Tuesday, August 24, 2010

Political values redefined


IT'S 70 years since Australians have voted in a hung parliament. It's unusual for us, but normal for most Western democracies. Their experience shows it doesn't necessarily lead to weak government. If there is discipline and realism among the partners, it can lead to reforms with a wider base of support than any one party can muster. We had it here in Victoria just a decade ago: in Steve Bracks's first term, a minority Labor government governed with the support of three independents, and did so well they were re-elected with the biggest majority since the 1960s.

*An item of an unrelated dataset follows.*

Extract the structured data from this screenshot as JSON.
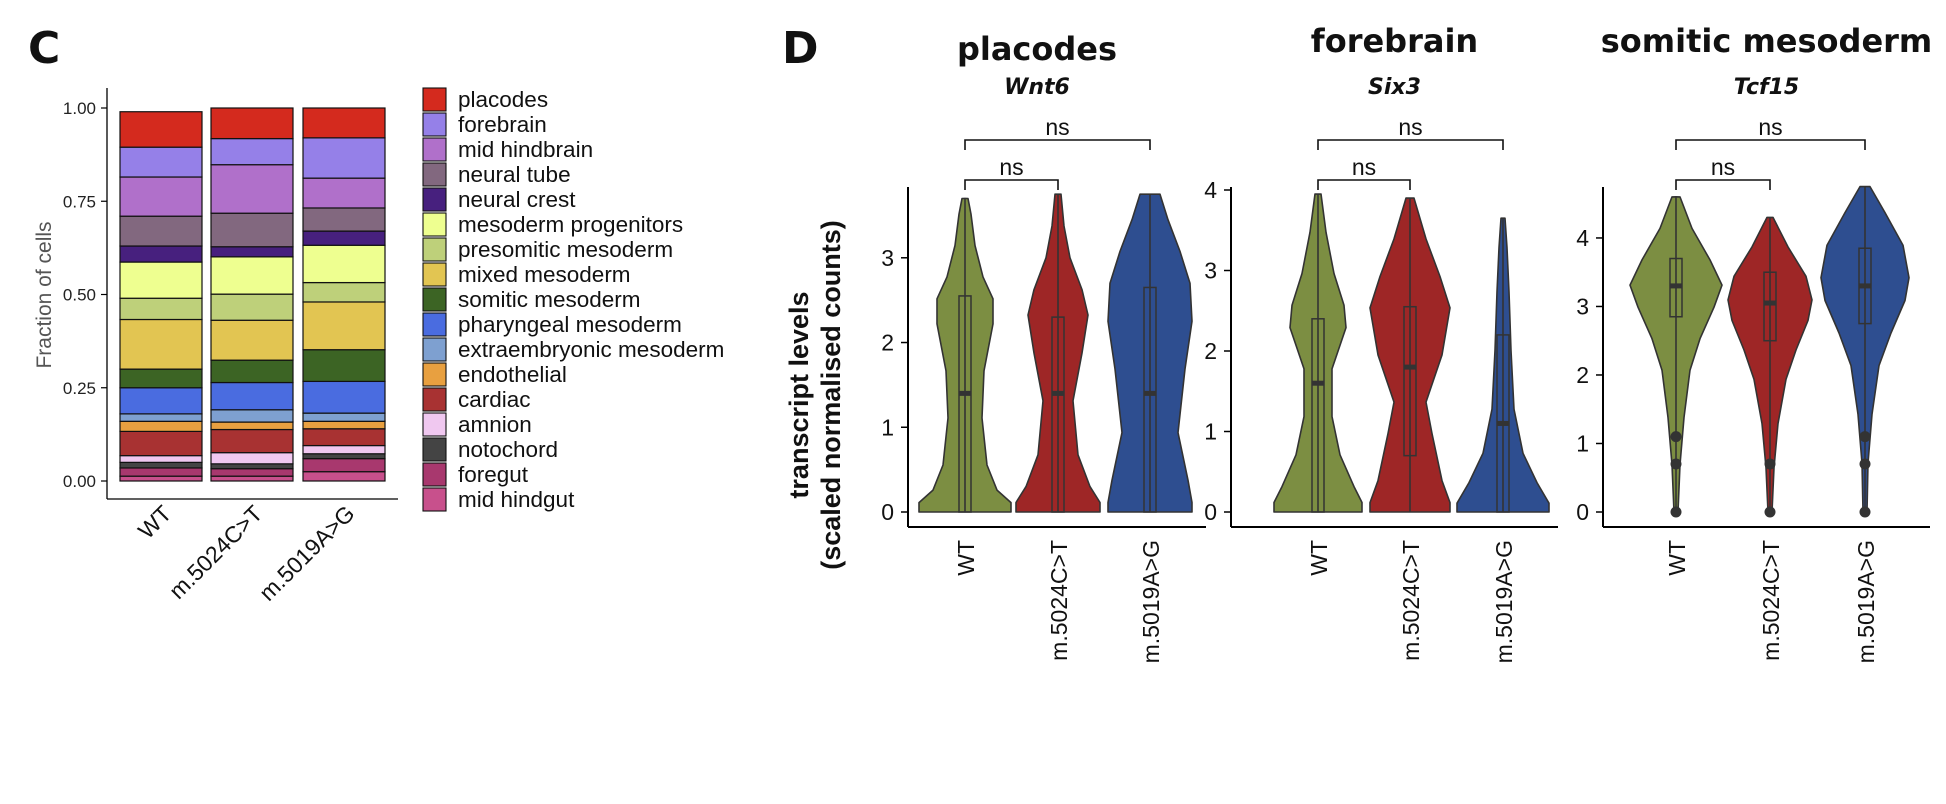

New Zealand has had minority governments since 1996, yet it has delivered tighter fiscal policy than we had here. In Germany, the last Social Democrat-Greens coalition under Gerhard Schroeder and Joschka Fischer pushed through pension reforms that were far tougher politically than anything we have seen in Australia since the GST.

Making minority government work is one challenge facing whoever emerges with 76 secure votes in the 150-member house. Two other challenges are to manage the widening political divide across Australia, and for all four parties in the new house to redefine what they stand for and whether we are now moving to a three-party system, or even a four-party one.

In Victoria, South Australia, Tasmania and the ACT, the government was re-elected emphatically. After preferences, 55 per cent of Victorians voted for Labor its highest two-party vote in the 25 elections from 1949. So did 53.5 per cent of South Australians, the highest Labor vote there since 1969. And so did 60.9 per cent of Tasmanians, also the highest since records began.

But in Queensland and Western Australia, people voted equally decisively for a change of government. In both states, after preferences, 55 per cent voted for a Coalition government. Only NSW was evenly divided: 49.6 per cent voted for Labor, 50.4 per cent for the Coalition.

The regional divide itself is nothing new. In Victoria, Labor has won the two-party vote at 10 of the past 12 federal elections. In Tasmania, it has now won seven straight. And the nation's capital has only once voted Liberal: in 1975, after witnessing three years of the Whitlam government.

Conversely, Queensland has voted for Labor just three times in the past 25 federal elections; and WA just four times three of them when WA native Bob Hawke was its leader. No other states lean so consistently to one side of politics.

Labor has had far worse elections in both states. In 1975, the anti-Whitlam rout left it with just one seat in each of them. But the divide between the south-eastern states and the resource states has never been greater.

It's not about emissions trading: an Age/Nielsen poll last month found overwhelming support in both Queensland and WA for Labor's scheme. The mining tax is obviously a factor: yet the Labor seats in the other big coal mining area, the Hunter region, recorded almost the smallest swings in NSW.

Unpopular and incompetent state governments clearly hurt Labor in Queensland and NSW, especially in Sydney, where the impact was magnified by the rabidly anti-Labor views of the talkback radio hosts and the Murdoch tabloids. (And conversely, the lack of any anti-Labor swing in Victoria suggests the Brumby government is heading for re-election on November 27.)

But the election outcome also challenges all four parties to redefine what they stand for. Labor began life as the party of the working class, then gradually morphed into an alliance between the unions and middle class progressives, yet has now morphed again into a party of careerist managers camped in the political middle ground, between the Greens on the left and the Liberals on the right.

One of the turning points in this election was Labor's decision in April to drop the emissions trading scheme, one of the two most important promises behind its 2007 victory.

Lenore Taylor in The Sydney Morning Herald revealed that the decision was pushed by then deputy prime minister Julia Gillard, Treasurer Wayne Swan, NSW Right leader Mark Arbib and ALP national secretary Karl Bitar. Finance Minister and MP for Melbourne Lindsay Tanner strongly opposed it. Kevin Rudd finally gave way. Cabinet learnt of the decision only after it was reported in the SMH.

Labor's leaders today are pragmatists, with no principles too precious to trade off for power. The Greens are a party of principles without pragmatism as shown by the way they have lifted their target for cutting Australia's emissions in 2020 from 20 per cent, to 30 per cent, and now 40 per cent. But they have the balance of power in the Senate now, and a member in the house; if Labor continues along its path, he could be followed by more.

Germany's Greens began as idealists, but then the realists won out over the fundamentalists and it became a party of pragmatic idealists. Will Australia's Greens do the same? Or will Labor decide to rebuild its base and reoccupy the progressive ground? The first seems to me more likely.

The Liberals and Nationals also have issues to face. This is the worst the Coalition has polled in the three south-east states since the 1940s. Scare campaigns don't work so well here, and the Coalition's policy was largely a four-pack of scare campaigns. Where was the progressive liberalism of its past?

And with Nationals rebel Tony Crook elected in WA promising to vote independently of the Coalition, the Nationals must ask themselves again: what is the point of having a National Party, if the Liberal Party decides what it does?